Compact Group Actions with the Tracial Rokhlin Property II: Examples and Nonexistence Theorems

Abstract: In a previous paper, we introduced the restricted tracial Rokhlin property with comparison, a ``tracial'' analog of the Rokhlin property for actions of second countable compact groups on infinite dimensional simple separable unital C*-algebras. In this paper, we give three classes of examples of actions of compact groups which have this property but do not have the Rokhlin property, or even finite Rokhlin dimension with commuting towers. One class consists of infinite tensor products of finite group actions with the tracial Rokhlin property, giving actions of the product of the groups involved. The second class consists of actions of the circle group on simple unital AT~algebras. The construction of the third class starts with an action of the circle on the Cuntz algebra ${\mathcal{O}}{\infty}$ which has the restricted tracial Rokhlin property with comparison; by contrast, it is known that there is no action of this group on ${\mathcal{O}}{\infty}$ which has finite Rokhlin dimension with commuting towers. We can then tensor this action with the trivial action on any unital purely infinite simple separable nuclear C*-algebra.
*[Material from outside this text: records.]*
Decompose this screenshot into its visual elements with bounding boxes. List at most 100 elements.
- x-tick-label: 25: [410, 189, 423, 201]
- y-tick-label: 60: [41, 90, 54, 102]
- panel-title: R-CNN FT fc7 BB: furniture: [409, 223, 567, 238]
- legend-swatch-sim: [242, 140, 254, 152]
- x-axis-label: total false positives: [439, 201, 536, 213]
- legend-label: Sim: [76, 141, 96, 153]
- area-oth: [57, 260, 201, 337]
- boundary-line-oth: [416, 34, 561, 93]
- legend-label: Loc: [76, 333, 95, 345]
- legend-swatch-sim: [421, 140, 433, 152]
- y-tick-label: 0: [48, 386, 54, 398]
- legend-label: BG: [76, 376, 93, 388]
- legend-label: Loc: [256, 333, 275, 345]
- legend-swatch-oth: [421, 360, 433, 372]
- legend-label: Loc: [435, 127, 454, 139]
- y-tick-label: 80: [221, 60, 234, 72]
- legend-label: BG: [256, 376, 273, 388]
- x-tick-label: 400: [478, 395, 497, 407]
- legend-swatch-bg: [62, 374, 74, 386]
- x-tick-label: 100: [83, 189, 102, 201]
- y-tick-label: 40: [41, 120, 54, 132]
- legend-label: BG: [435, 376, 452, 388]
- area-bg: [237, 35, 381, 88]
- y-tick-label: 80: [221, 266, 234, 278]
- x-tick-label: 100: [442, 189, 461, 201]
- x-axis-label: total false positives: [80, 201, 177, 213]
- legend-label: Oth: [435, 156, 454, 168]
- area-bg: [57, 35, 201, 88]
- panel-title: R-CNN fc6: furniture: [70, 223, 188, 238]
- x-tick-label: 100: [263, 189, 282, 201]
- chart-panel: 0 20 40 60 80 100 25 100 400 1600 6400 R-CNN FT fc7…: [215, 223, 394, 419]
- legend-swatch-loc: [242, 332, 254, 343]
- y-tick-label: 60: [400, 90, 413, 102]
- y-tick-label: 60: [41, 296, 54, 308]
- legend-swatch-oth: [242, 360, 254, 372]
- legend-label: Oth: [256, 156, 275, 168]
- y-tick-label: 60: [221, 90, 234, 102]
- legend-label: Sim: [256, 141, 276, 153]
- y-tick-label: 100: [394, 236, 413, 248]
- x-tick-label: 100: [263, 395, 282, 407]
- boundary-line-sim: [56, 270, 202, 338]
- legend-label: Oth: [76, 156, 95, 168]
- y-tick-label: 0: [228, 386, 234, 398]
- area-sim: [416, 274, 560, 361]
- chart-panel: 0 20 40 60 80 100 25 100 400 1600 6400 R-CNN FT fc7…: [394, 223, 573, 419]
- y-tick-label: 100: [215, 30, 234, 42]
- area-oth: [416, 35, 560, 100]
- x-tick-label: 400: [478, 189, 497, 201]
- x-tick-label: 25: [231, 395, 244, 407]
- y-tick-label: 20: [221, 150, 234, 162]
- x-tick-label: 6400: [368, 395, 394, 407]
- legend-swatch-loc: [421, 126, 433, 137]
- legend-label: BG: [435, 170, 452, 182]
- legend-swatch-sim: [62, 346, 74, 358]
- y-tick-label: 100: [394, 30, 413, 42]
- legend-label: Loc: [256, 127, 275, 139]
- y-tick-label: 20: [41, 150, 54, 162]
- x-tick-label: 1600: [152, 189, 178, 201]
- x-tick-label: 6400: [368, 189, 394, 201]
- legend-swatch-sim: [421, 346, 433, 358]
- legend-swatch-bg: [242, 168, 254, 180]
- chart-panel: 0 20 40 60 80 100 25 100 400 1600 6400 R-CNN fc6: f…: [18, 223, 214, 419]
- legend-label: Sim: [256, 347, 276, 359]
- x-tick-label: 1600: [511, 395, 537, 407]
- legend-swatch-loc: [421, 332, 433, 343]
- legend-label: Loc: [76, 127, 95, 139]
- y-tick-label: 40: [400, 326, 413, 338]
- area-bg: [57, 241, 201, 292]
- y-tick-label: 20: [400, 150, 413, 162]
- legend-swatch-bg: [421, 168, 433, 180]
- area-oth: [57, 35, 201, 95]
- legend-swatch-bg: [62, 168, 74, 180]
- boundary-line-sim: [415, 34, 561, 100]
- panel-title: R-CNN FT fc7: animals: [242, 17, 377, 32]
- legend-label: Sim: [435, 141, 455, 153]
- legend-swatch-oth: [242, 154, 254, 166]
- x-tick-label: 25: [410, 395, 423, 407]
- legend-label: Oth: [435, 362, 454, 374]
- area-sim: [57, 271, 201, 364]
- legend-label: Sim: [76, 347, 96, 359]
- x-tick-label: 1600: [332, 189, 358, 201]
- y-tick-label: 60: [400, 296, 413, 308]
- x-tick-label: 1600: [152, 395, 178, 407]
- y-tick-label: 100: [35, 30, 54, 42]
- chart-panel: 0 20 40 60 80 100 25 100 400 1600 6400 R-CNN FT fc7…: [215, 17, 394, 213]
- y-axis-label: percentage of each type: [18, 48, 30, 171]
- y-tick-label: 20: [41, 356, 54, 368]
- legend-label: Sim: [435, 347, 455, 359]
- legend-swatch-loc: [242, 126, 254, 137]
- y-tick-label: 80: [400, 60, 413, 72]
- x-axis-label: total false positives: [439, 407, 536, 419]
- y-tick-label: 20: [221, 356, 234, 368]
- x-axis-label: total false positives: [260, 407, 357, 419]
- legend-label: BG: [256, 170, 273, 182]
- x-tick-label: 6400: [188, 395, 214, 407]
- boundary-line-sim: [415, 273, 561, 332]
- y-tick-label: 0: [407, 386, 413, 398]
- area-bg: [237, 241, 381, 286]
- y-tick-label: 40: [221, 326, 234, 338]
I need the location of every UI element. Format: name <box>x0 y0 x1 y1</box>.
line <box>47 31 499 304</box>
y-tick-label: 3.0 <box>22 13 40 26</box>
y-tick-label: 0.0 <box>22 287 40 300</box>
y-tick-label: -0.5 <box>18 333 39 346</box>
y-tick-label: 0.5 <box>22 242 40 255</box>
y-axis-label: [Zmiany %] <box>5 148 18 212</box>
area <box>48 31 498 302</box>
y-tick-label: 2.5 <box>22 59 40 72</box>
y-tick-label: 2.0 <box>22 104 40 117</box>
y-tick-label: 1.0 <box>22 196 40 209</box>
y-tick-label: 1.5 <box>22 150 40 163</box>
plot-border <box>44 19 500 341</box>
One also gets such actions on certain purely infinite simple separable nuclear C*-algebras by tensoring the AT~examples with the trivial action on ${\mathcal{O}}_{\infty}$; these are different. We also discuss other tracial Rokhlin properties for actions of compact groups, and prove that there is no direct limit action of the circle group on a simple AF~algebra which even has the weakest of these properties.